Beaucoup d’analystes politiques trouvent qu’il soit possible que retirer le Burundi de l’agenda politique du CSNU était une stratégie d’encourager le Burundi à plus d’ouverture vers les autres pays du monde (car feu Pierre Nkurunziza avait complètement isolé le pays du reste du monde) ; et de cette façon, il était plus facile pour la communauté internationale de faire pression ( politique, diplomatique, économique) sur le gouvernement burundais pour qu’il œuvre dans le sens du respect des droits de l’homme. Ces analystes reconnaissent cependant que cette stratégie a échoué.

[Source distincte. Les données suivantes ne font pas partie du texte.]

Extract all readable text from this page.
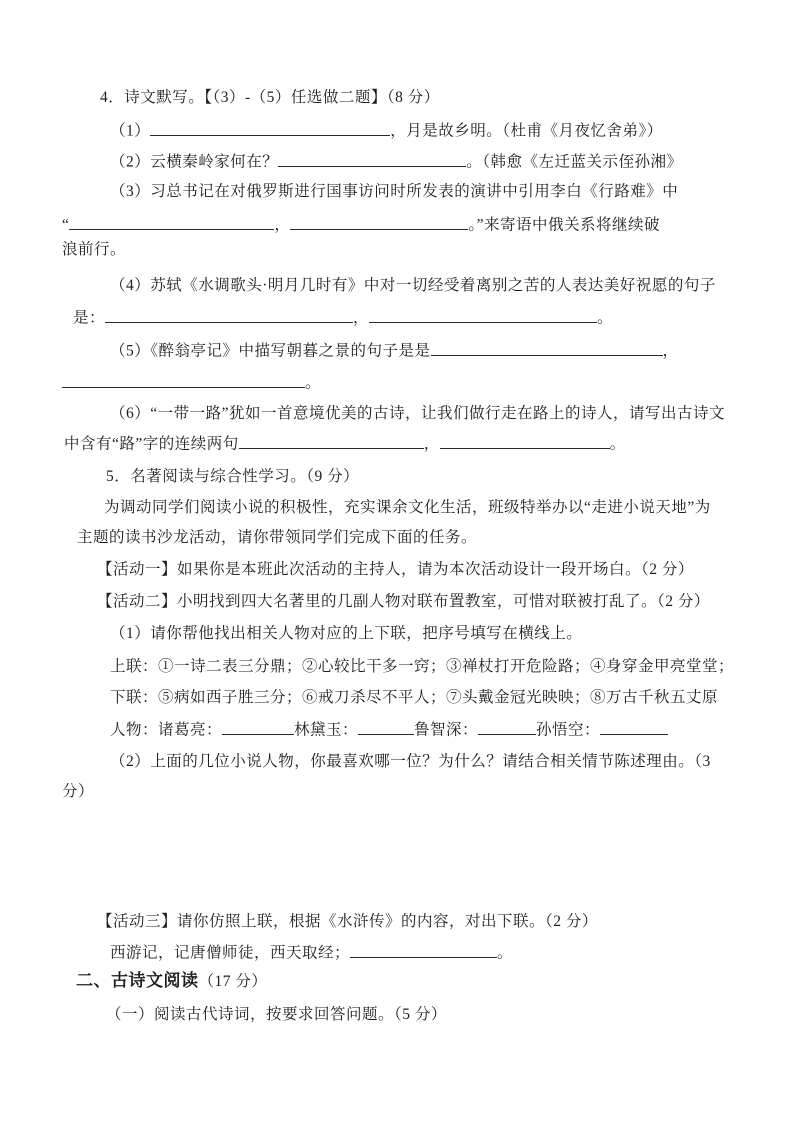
4．诗文默写。【（3）-（5）任选做二题】（8 分）
（1）	，月是故乡明。（杜甫《月夜忆舍弟》）
（2）云横秦岭家何在？	。（韩愈《左迁蓝关示侄孙湘》
（3）习总书记在对俄罗斯进行国事访问时所发表的演讲中引用李白《行路难》中
“	，	。”来寄语中俄关系将继续破
浪前行。
（4）苏轼《水调歌头·明月几时有》中对一切经受着离别之苦的人表达美好祝愿的句子
是：	，	。
（5）《醉翁亭记》中描写朝暮之景的句子是是	，
。
（6）“一带一路”犹如一首意境优美的古诗，让我们做行走在路上的诗人，请写出古诗文
中含有“路”字的连续两句	，	。
5．名著阅读与综合性学习。（9 分）
为调动同学们阅读小说的积极性，充实课余文化生活，班级特举办以“走进小说天地”为
主题的读书沙龙活动，请你带领同学们完成下面的任务。
【活动一】如果你是本班此次活动的主持人，请为本次活动设计一段开场白。（2 分）
【活动二】小明找到四大名著里的几副人物对联布置教室，可惜对联被打乱了。（2 分）
（1）请你帮他找出相关人物对应的上下联，把序号填写在横线上。
上联：①一诗二表三分鼎；②心较比干多一窍；③禅杖打开危险路；④身穿金甲亮堂堂；
下联：⑤病如西子胜三分；⑥戒刀杀尽不平人；⑦头戴金冠光映映；⑧万古千秋五丈原
人物：诸葛亮：	林黛玉：	鲁智深：	孙悟空：
（2）上面的几位小说人物，你最喜欢哪一位？为什么？请结合相关情节陈述理由。（3
分）
【活动三】请你仿照上联，根据《水浒传》的内容，对出下联。（2 分）
西游记，记唐僧师徒，西天取经；	。
二、古诗文阅读（17 分）
（一）阅读古代诗词，按要求回答问题。（5 分）
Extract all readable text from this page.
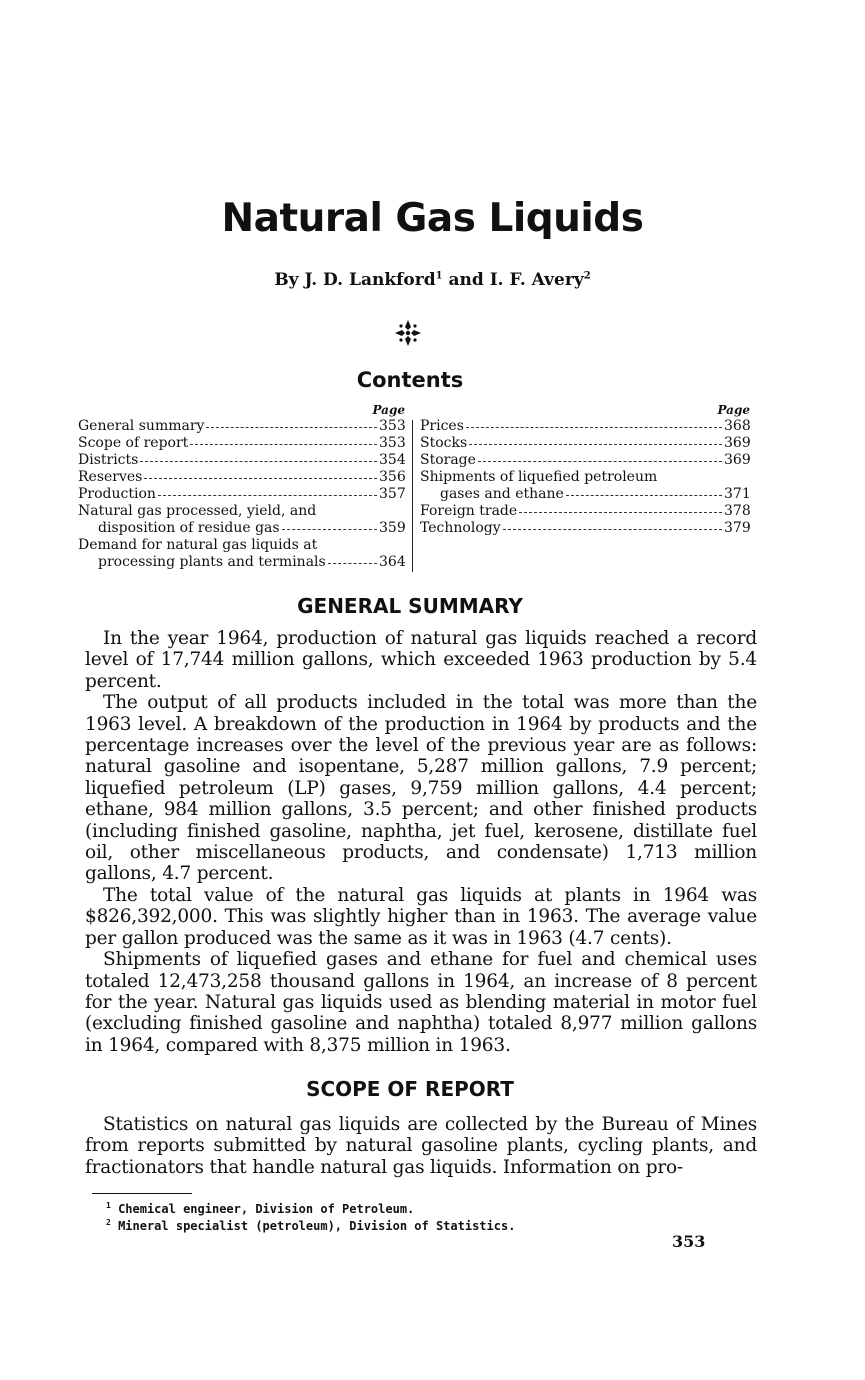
Natural Gas Liquids
By J. D. Lankford$^1$ and I. F. Avery$^2$
Contents
Page
General summary	353
Scope of report	353
Districts	354
Reserves	356
Production	357
Natural gas processed, yield, and
disposition of residue gas	359
Demand for natural gas liquids at
processing plants and terminals	364
Page
Prices	368
Stocks	369
Storage	369
Shipments of liquefied petroleum
gases and ethane	371
Foreign trade	378
Technology	379
GENERAL SUMMARY

In the year 1964, production of natural gas liquids reached a record level of 17,744 million gallons, which exceeded 1963 production by 5.4 percent.

The output of all products included in the total was more than the 1963 level. A breakdown of the production in 1964 by products and the percentage increases over the level of the previous year are as follows: natural gasoline and isopentane, 5,287 million gallons, 7.9 percent; liquefied petroleum (LP) gases, 9,759 million gallons, 4.4 percent; ethane, 984 million gallons, 3.5 percent; and other finished products (including finished gasoline, naphtha, jet fuel, kerosene, distillate fuel oil, other miscellaneous products, and condensate) 1,713 million gallons, 4.7 percent.

The total value of the natural gas liquids at plants in 1964 was $826,392,000. This was slightly higher than in 1963. The average value per gallon produced was the same as it was in 1963 (4.7 cents).

Shipments of liquefied gases and ethane for fuel and chemical uses totaled 12,473,258 thousand gallons in 1964, an increase of 8 percent for the year. Natural gas liquids used as blending material in motor fuel (excluding finished gasoline and naphtha) totaled 8,977 million gallons in 1964, compared with 8,375 million in 1963.

SCOPE OF REPORT

Statistics on natural gas liquids are collected by the Bureau of Mines from reports submitted by natural gasoline plants, cycling plants, and fractionators that handle natural gas liquids. Information on pro-

$^1$ Chemical engineer, Division of Petroleum.
$^2$ Mineral specialist (petroleum), Division of Statistics.
353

URN HITAMWONEZA rappelle au CSNU que le pouvoir cnddfdd n’est pas prêt à changer demain ou après-demain dans le sens positif en matière de respect des droits de l’homme car il est sous l’emprise des hommes et des femmes qui ont commis beaucoup de crimes de sang et des crimes économiques, à tel point qu’ils tirent avantage à ce que la situation soit maintenue comme telle ou qu’elle s’empire (certains sont d’ailleurs sous sanctions internationales). C’est pour cette raison que cette clique militaire est prête à provoquer un génocide au Burundi et dans la sous-région (les cibles : les tutsis et les hutus de l’opposition). Nous ne cesserons jamais de le répéter et le temps nous donnera raison. Maintenant que le CSNU a fait le constat de son échec, maintenant que l’UE a aussi remarqué que les promesses tenues par le président Evariste Ndayishimiye ne sont jamais suivies d’effets car il n’a pas le pouvoir de décision (c’est le groupe des criminels qui décide), la communauté internationale dans son ensemble, et le CSNU en particulier, devrait garder un œil vigilent sur le Burundi et prendre plutôt des mesures préventives à temps au lieu de chercher à réagir après coup.